How other top CEOs use AI
AI has become a part of the daily lives of many top business executives, especially in the world of technology. Jensen Huang of Nvidia said he is an active user of both confusion and ChatGpt, which he mainly uses as a learning and research tool.
“I'll use it [AI] Hyun said every day as a tutor at the Milken Institute's global conference earlier this year.
And while Openai CEO Sam Altman remains a person who sometimes leaned over pen and paper, he is an active user of his own generated chatbot ChatGpt to assist in tasks such as processing emails and document summary. It was also a game changer for him to learn how to become a father.
“Obviously, people have been able to care for babies without ChatGpt for a long time,” Altman told the Openai podcast. “I don't know how I did that.”
How to Become the Best AI Promptor
Thanks to the more advanced intelligence of LLMS, the exact language of prompts hasn't been that important in recent months, but there have been many best practices that can produce better results than others. According to Anthropic, the company behind Claude, it all starts with being an effective communicator through what is called the “Golden Rule of Clear Prompt.”
“I would prompt and ask my colleagues, ideally someone with minimal context about the task, to follow the instructions,” says Anthropic's website. “If they're confused, then Claude will be like that.”
However, just like in conversations with humans, interacting with AI requires adaptation. If you're not generating what you want for the first time, make sure you're clarifying what you're looking for or making it more specific. And if it just happens to cause an error, don't be afraid to point it out.
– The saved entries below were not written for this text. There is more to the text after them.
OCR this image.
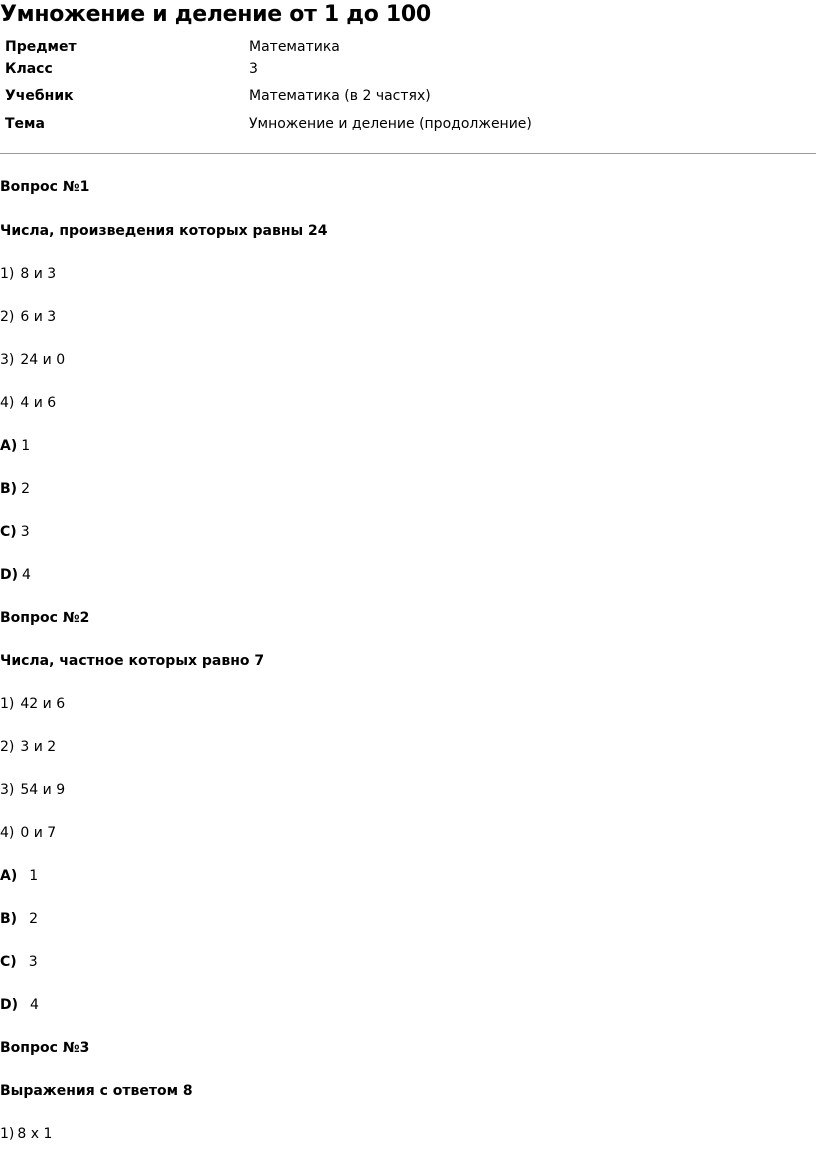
Умножение и деление от 1 до 100
Предмет	Математика
Класс	3
Учебник	Математика (в 2 частях)
Тема	Умножение и деление (продолжение)
Вопрос №1
Числа, произведения которых равны 24
1) 8 и 3
2) 6 и 3
3) 24 и 0
4) 4 и 6
A) 1
B) 2
C) 3
D) 4
Вопрос №2
Числа, частное которых равно 7
1) 42 и 6
2) 3 и 2
3) 54 и 9
4) 0 и 7
A) 1
B) 2
C) 3
D) 4
Вопрос №3
Выражения с ответом 8
1) 8 x 1
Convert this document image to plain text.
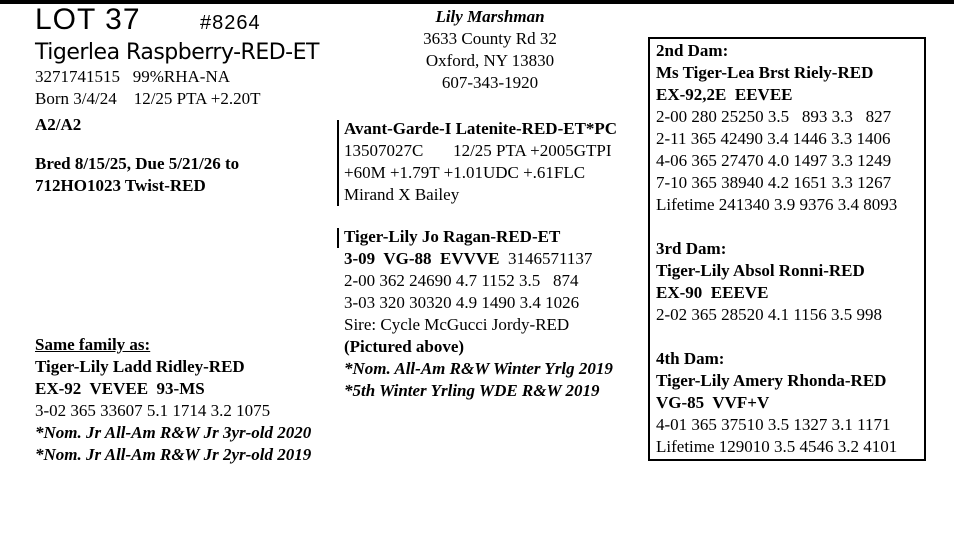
LOT 37	#8264
Tigerlea Raspberry-RED-ET
3271741515   99%RHA-NA
Born 3/4/24    12/25 PTA +2.20T
A2/A2
Bred 8/15/25, Due 5/21/26 to
712HO1023 Twist-RED
Lily Marshman
3633 County Rd 32
Oxford, NY 13830
607-343-1920
Avant-Garde-I Latenite-RED-ET*PC
13507027C       12/25 PTA +2005GTPI
+60M +1.79T +1.01UDC +.61FLC
Mirand X Bailey
Tiger-Lily Jo Ragan-RED-ET
3-09  VG-88  EVVVE 3146571137
2-00 362 24690 4.7 1152 3.5   874
3-03 320 30320 4.9 1490 3.4 1026
Sire: Cycle McGucci Jordy-RED
(Pictured above)
*Nom. All-Am R&W Winter Yrlg 2019
*5th Winter Yrling WDE R&W 2019
Same family as:
Tiger-Lily Ladd Ridley-RED
EX-92  VEVEE  93-MS
3-02 365 33607 5.1 1714 3.2 1075
*Nom. Jr All-Am R&W Jr 3yr-old 2020
*Nom. Jr All-Am R&W Jr 2yr-old 2019
2nd Dam:
Ms Tiger-Lea Brst Riely-RED
EX-92,2E  EEVEE
2-00 280 25250 3.5   893 3.3   827
2-11 365 42490 3.4 1446 3.3 1406
4-06 365 27470 4.0 1497 3.3 1249
7-10 365 38940 4.2 1651 3.3 1267
Lifetime 241340 3.9 9376 3.4 8093
3rd Dam:
Tiger-Lily Absol Ronni-RED
EX-90  EEEVE
2-02 365 28520 4.1 1156 3.5 998
4th Dam:
Tiger-Lily Amery Rhonda-RED
VG-85  VVF+V
4-01 365 37510 3.5 1327 3.1 1171
Lifetime 129010 3.5 4546 3.2 4101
“One of the things people do is to put “stage-in-step” at the prompt. We don't confirm that the model is actually thinking step by step because it could take it in a more abstract or general sense,” said an expert at Zack Witten in a YouTube video posted earlier this year.
AI can also be the best resource in teaching you how to prompt.
“AI can literally teach you how to communicate better,” said Maggie Vaux, head of user education for humanity, previously. luck. “It's surprisingly effective and saves you from memorizing a quick template.”